Mixed language is an increasingly common occurrence in today's globalized entertainment, academic and business worlds. We propose new approaches to acoustic and language modeling of mixed language speech collected in a naturalistic setting, with the objective of building a speaker independent mixed language speech recognition system. Such a system must be able to recognize embedded foreign language speech without sacrificing the performance on the native (matrix) language speech. Mixed language is a heterogeneous genre produced by speakers who either use borrowed foreign words, switch from one language to another in the middle of a sentence (intra-sentential code mixing) or at the end of a sentence (inter-sentential code switching). Previous work on automatic recognition of mixed language speech has been restricted to either speaker dependent systems, or on speech with less than 2% borrowed words, or on short phrases with constrained grammar. In reality, we have found English in around 20% of the fluent speech recorded at meetings conducted in Chinese, for example. There has not been any research on speaker-independent systems of this kind so far.
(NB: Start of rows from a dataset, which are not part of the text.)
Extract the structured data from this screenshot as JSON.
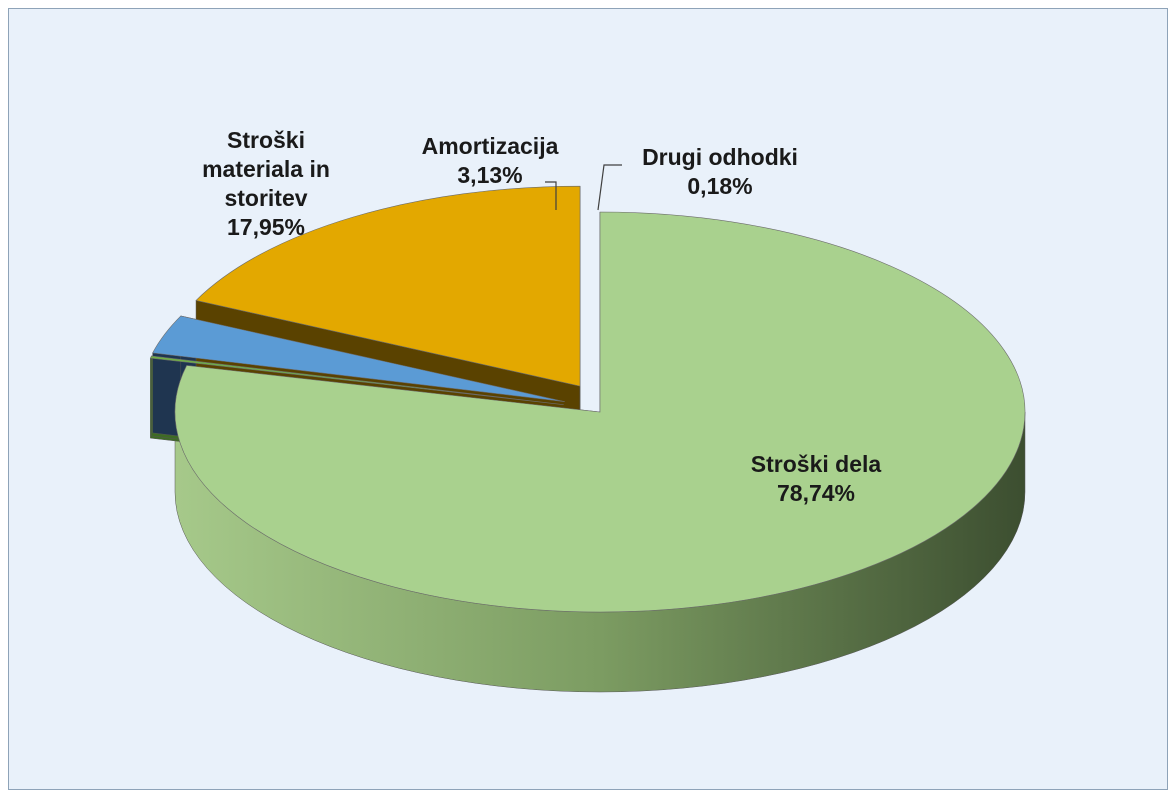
{
  "chart_data": {
    "type": "pie",
    "title": "",
    "three_d": true,
    "exploded": true,
    "legend": "none",
    "slices": [
      {
        "name": "Stroški dela",
        "value": 78.74,
        "label": "78,74%",
        "color": "#a9d18e"
      },
      {
        "name": "Drugi odhodki",
        "value": 0.18,
        "label": "0,18%",
        "color": "#70ad47"
      },
      {
        "name": "Amortizacija",
        "value": 3.13,
        "label": "3,13%",
        "color": "#5b9bd5"
      },
      {
        "name": "Stroški materiala in storitev",
        "value": 17.95,
        "label": "17,95%",
        "color": "#e6a800"
      }
    ]
  },
  "labels": {
    "stroski_dela": {
      "name": "Stroški dela",
      "value": "78,74%"
    },
    "materiala": {
      "name_line1": "Stroški",
      "name_line2": "materiala in",
      "name_line3": "storitev",
      "value": "17,95%"
    },
    "amortizacija": {
      "name": "Amortizacija",
      "value": "3,13%"
    },
    "drugi": {
      "name": "Drugi odhodki",
      "value": "0,18%"
    }
  }
}
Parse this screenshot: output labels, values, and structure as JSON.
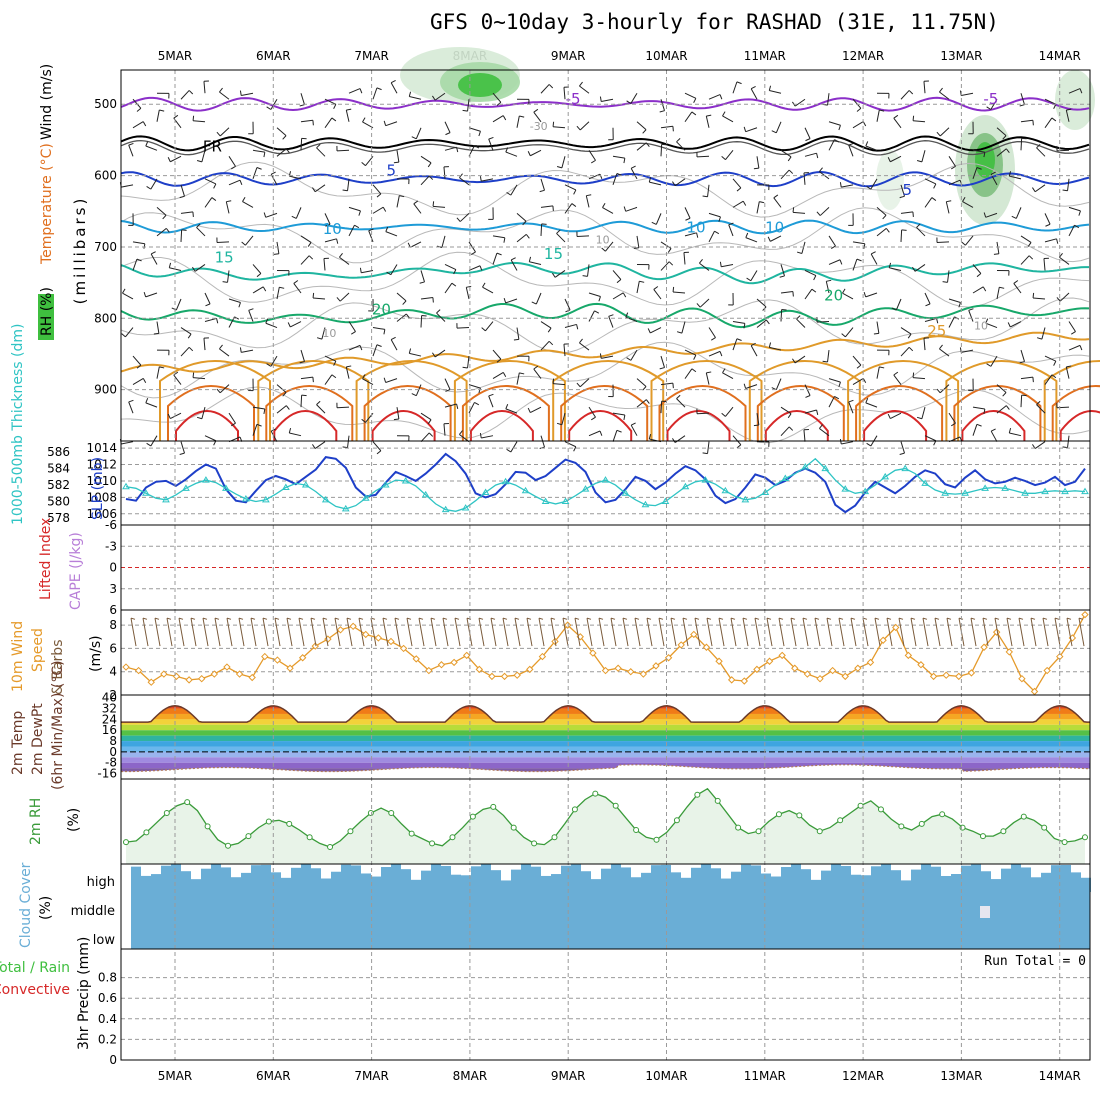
{
  "title": "GFS 0~10day 3-hourly for RASHAD (31E, 11.75N)",
  "chart_data": {
    "type": "meteogram",
    "dates": [
      "5MAR",
      "6MAR",
      "7MAR",
      "8MAR",
      "9MAR",
      "10MAR",
      "11MAR",
      "12MAR",
      "13MAR",
      "14MAR"
    ],
    "colors": {
      "rh_fill": "#a6d9a6",
      "rh_dark": "#3fbf3f",
      "temp_purple": "#8b2fc9",
      "temp_blue": "#1e3fc8",
      "temp_sky": "#1e9bd7",
      "temp_teal": "#1fb5a0",
      "temp_green": "#17a86a",
      "temp_orange": "#e09a2a",
      "temp_dark_orange": "#e06f1e",
      "temp_red": "#d62828",
      "slp": "#1e3fc8",
      "thickness": "#2fc4c4",
      "wind10": "#e59a2a",
      "rh2m": "#3a9b3a",
      "cloud": "#6aaed6",
      "precip_total": "#3fbf3f",
      "precip_conv": "#d62828"
    },
    "panels": [
      {
        "id": "upper-air",
        "ylabel_parts": [
          "RH (%)",
          "Temperature (°C)",
          "Wind (m/s)"
        ],
        "ylabel_axis": "(millibars)",
        "yticks": [
          500,
          600,
          700,
          800,
          900
        ],
        "ylim": [
          452,
          972
        ],
        "contour_labels": [
          {
            "text": "-5",
            "day": 4.05,
            "p": 500
          },
          {
            "text": "-5",
            "day": 8.3,
            "p": 500
          },
          {
            "text": "FR",
            "day": 0.38,
            "p": 566
          },
          {
            "text": "-30",
            "day": 3.7,
            "p": 536
          },
          {
            "text": "5",
            "day": 2.2,
            "p": 600
          },
          {
            "text": "5",
            "day": 7.45,
            "p": 627
          },
          {
            "text": "10",
            "day": 1.6,
            "p": 682
          },
          {
            "text": "10",
            "day": 5.3,
            "p": 680
          },
          {
            "text": "10",
            "day": 6.1,
            "p": 680
          },
          {
            "text": "10",
            "day": 4.35,
            "p": 695
          },
          {
            "text": "15",
            "day": 0.5,
            "p": 722
          },
          {
            "text": "15",
            "day": 3.85,
            "p": 717
          },
          {
            "text": "20",
            "day": 2.1,
            "p": 795
          },
          {
            "text": "20",
            "day": 6.7,
            "p": 775
          },
          {
            "text": "25",
            "day": 7.75,
            "p": 825
          },
          {
            "text": "10",
            "day": 1.57,
            "p": 826
          },
          {
            "text": "10",
            "day": 8.2,
            "p": 816
          }
        ],
        "isotherms": [
          {
            "name": "-5",
            "color_key": "temp_purple",
            "base": 500,
            "amp": 6
          },
          {
            "name": "FR",
            "color_key": "fr",
            "base": 555,
            "amp": 7
          },
          {
            "name": "5",
            "color_key": "temp_blue",
            "base": 605,
            "amp": 7
          },
          {
            "name": "10",
            "color_key": "temp_sky",
            "base": 672,
            "amp": 6
          },
          {
            "name": "15",
            "color_key": "temp_teal",
            "base": 735,
            "amp": 7
          },
          {
            "name": "20",
            "color_key": "temp_green",
            "base": 795,
            "amp": 9
          }
        ]
      },
      {
        "id": "slp-thickness",
        "ylabel_left": "1000-500mb Thickness (dm)",
        "ylabel_right": "SLP (mb)",
        "thickness_ticks": [
          578,
          580,
          582,
          584,
          586
        ],
        "slp_ticks": [
          1006,
          1008,
          1010,
          1012,
          1014
        ],
        "slp_ylim": [
          1005,
          1014.5
        ],
        "slp_values": [
          1007.8,
          1007.6,
          1009.2,
          1009.9,
          1010.0,
          1009.4,
          1010.2,
          1011.2,
          1012.0,
          1011.5,
          1009.0,
          1007.6,
          1007.4,
          1008.8,
          1010.1,
          1010.6,
          1010.2,
          1009.6,
          1010.5,
          1011.4,
          1012.9,
          1012.7,
          1011.6,
          1009.2,
          1008.1,
          1008.3,
          1009.8,
          1011.1,
          1010.6,
          1010.0,
          1010.9,
          1012.0,
          1013.3,
          1012.4,
          1010.9,
          1008.5,
          1008.0,
          1008.4,
          1009.6,
          1011.1,
          1011.0,
          1010.1,
          1010.6,
          1011.6,
          1012.6,
          1012.2,
          1011.1,
          1008.6,
          1007.4,
          1007.7,
          1009.0,
          1010.5,
          1010.0,
          1009.0,
          1009.8,
          1010.9,
          1011.8,
          1011.3,
          1010.2,
          1008.2,
          1007.3,
          1007.8,
          1009.2,
          1010.8,
          1010.4,
          1009.5,
          1010.0,
          1011.0,
          1011.5,
          1011.0,
          1009.9,
          1007.1,
          1006.2,
          1007.0,
          1008.6,
          1009.9,
          1009.2,
          1008.5,
          1009.4,
          1010.5,
          1011.3,
          1010.9,
          1009.6,
          1009.2,
          1010.4,
          1011.3,
          1010.2,
          1009.7,
          1009.9,
          1010.4,
          1010.0,
          1009.5,
          1009.8,
          1010.5,
          1009.5,
          1009.9,
          1011.5
        ],
        "thickness_values": [
          581.8,
          581.6,
          581.0,
          580.4,
          580.2,
          580.8,
          581.6,
          582.2,
          582.6,
          582.3,
          581.6,
          580.9,
          580.3,
          580.0,
          580.2,
          580.9,
          581.7,
          582.2,
          582.0,
          581.2,
          580.2,
          579.4,
          579.1,
          579.5,
          580.4,
          581.3,
          582.0,
          582.6,
          582.5,
          581.9,
          580.8,
          579.7,
          579.0,
          578.8,
          579.2,
          580.1,
          581.1,
          582.0,
          582.4,
          582.0,
          581.3,
          580.6,
          580.0,
          579.7,
          580.0,
          580.7,
          581.5,
          582.2,
          582.6,
          582.0,
          581.0,
          580.2,
          579.6,
          579.5,
          580.0,
          580.9,
          581.8,
          582.4,
          582.6,
          582.1,
          581.3,
          580.6,
          580.2,
          580.4,
          581.1,
          582.0,
          582.8,
          583.4,
          584.2,
          585.2,
          584.0,
          582.6,
          581.5,
          581.0,
          581.2,
          582.0,
          583.0,
          583.8,
          584.0,
          583.4,
          582.2,
          581.4,
          581.0,
          580.9,
          581.0,
          581.3,
          581.6,
          581.7,
          581.6,
          581.3,
          581.0,
          581.0,
          581.2,
          581.3,
          581.2,
          581.3,
          581.2
        ]
      },
      {
        "id": "lifted-index",
        "ylabel_left": "Lifted Index",
        "ylabel_right": "CAPE (J/kg)",
        "yticks": [
          "-6",
          "-3",
          "0",
          "3",
          "6"
        ],
        "ylim": [
          -6,
          6
        ],
        "li_values": []
      },
      {
        "id": "wind10m",
        "ylabel_left": "10m Wind",
        "ylabel_mid": "Speed",
        "ylabel_right": "& Barbs",
        "ylabel_unit": "(m/s)",
        "yticks": [
          2,
          4,
          6,
          8
        ],
        "ylim": [
          2,
          9.3
        ],
        "values": [
          4.4,
          4.1,
          3.1,
          3.8,
          3.6,
          3.3,
          3.4,
          3.8,
          4.4,
          3.8,
          3.5,
          5.3,
          5.0,
          4.3,
          5.2,
          6.2,
          6.8,
          7.6,
          7.9,
          7.2,
          6.9,
          6.6,
          6.0,
          5.1,
          4.1,
          4.6,
          4.8,
          5.4,
          4.2,
          3.6,
          3.6,
          3.7,
          4.2,
          5.3,
          6.6,
          8.0,
          7.0,
          5.6,
          4.1,
          4.3,
          4.0,
          3.8,
          4.5,
          5.2,
          6.3,
          7.2,
          6.1,
          4.9,
          3.3,
          3.2,
          4.2,
          4.9,
          5.4,
          4.3,
          3.8,
          3.4,
          4.1,
          3.6,
          4.3,
          4.8,
          6.7,
          7.8,
          5.4,
          4.6,
          3.6,
          3.7,
          3.6,
          3.9,
          6.1,
          7.4,
          5.7,
          3.4,
          2.3,
          4.1,
          5.3,
          6.9,
          8.9
        ]
      },
      {
        "id": "temp2m",
        "ylabel_left": "2m Temp",
        "ylabel_mid": "2m DewPt",
        "ylabel_right": "(6hr Min/Max) (°C)",
        "yticks": [
          40,
          32,
          24,
          16,
          8,
          0,
          -8,
          -16
        ],
        "ylim": [
          -20,
          42
        ],
        "temp_bands": [
          {
            "from": 36,
            "color": "#b91c1c"
          },
          {
            "from": 32,
            "color": "#e0431e"
          },
          {
            "from": 28,
            "color": "#f07b17"
          },
          {
            "from": 24,
            "color": "#f5a623"
          },
          {
            "from": 20,
            "color": "#f2d23a"
          },
          {
            "from": 16,
            "color": "#b7dc3a"
          },
          {
            "from": 12,
            "color": "#55c046"
          },
          {
            "from": 8,
            "color": "#2fb3a0"
          },
          {
            "from": 4,
            "color": "#3ea5e0"
          },
          {
            "from": 0,
            "color": "#6ab7ec"
          },
          {
            "from": -4,
            "color": "#9ab5ee"
          },
          {
            "from": -8,
            "color": "#a08be0"
          },
          {
            "from": -12,
            "color": "#8c66c8"
          },
          {
            "from": -16,
            "color": "#7d5aa6"
          },
          {
            "from": -20,
            "color": "#6b4c8a"
          }
        ]
      },
      {
        "id": "rh2m",
        "ylabel_left": "2m RH",
        "ylabel_unit": "(%)",
        "values": [
          18,
          19,
          26,
          34,
          42,
          48,
          51,
          44,
          31,
          20,
          15,
          17,
          23,
          30,
          35,
          36,
          33,
          28,
          22,
          17,
          14,
          19,
          27,
          35,
          42,
          46,
          42,
          33,
          25,
          21,
          17,
          15,
          22,
          30,
          39,
          45,
          47,
          40,
          30,
          22,
          17,
          16,
          22,
          33,
          45,
          53,
          58,
          55,
          48,
          38,
          28,
          22,
          20,
          26,
          36,
          47,
          57,
          62,
          52,
          41,
          30,
          25,
          27,
          35,
          41,
          44,
          40,
          32,
          27,
          30,
          36,
          42,
          48,
          52,
          45,
          37,
          31,
          28,
          33,
          39,
          41,
          37,
          30,
          27,
          23,
          23,
          27,
          34,
          39,
          36,
          30,
          21,
          18,
          19,
          22
        ]
      },
      {
        "id": "cloud",
        "ylabel_left": "Cloud Cover",
        "ylabel_unit": "(%)",
        "levels": [
          "high",
          "middle",
          "low"
        ]
      },
      {
        "id": "precip",
        "ylabel_left": "Total / Rain",
        "ylabel_mid": "Convective",
        "ylabel_right": "3hr Precip (mm)",
        "yticks": [
          "0",
          "0.2",
          "0.4",
          "0.6",
          "0.8"
        ],
        "ylim": [
          0,
          1
        ],
        "run_total": "Run Total = 0"
      }
    ]
  }
}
Speech recognition in mixed language has difficulties adapting to the end-to-end deep learning framework due to the lack of data and overlapping phone sets, for example in words such as ”one” in English and ”wan” in Chinese. We propose a CTC-based end-to-end automatic speech recognition model for intra-sentential English-Mandarin code-switching. The model is trained by joint training on monolingual datasets, and fine-tuning with the mixed-language corpus. During the decoding process, we apply a beam search and combine CTC predictions and language model score. The proposed method is effective in leveraging monolingual corpus and detecting language transitions and it reduces the character error rate.


We are interested in exploring unsupervised learning methods to extract bilingual sentences and bilingual lexicons from online data. We were among the first to have proposed using distributional semantics to match sentences and words to their counterparts in another language. More recently we are intrigued by methods using deep learning to translate terminology in an unsupervised manner.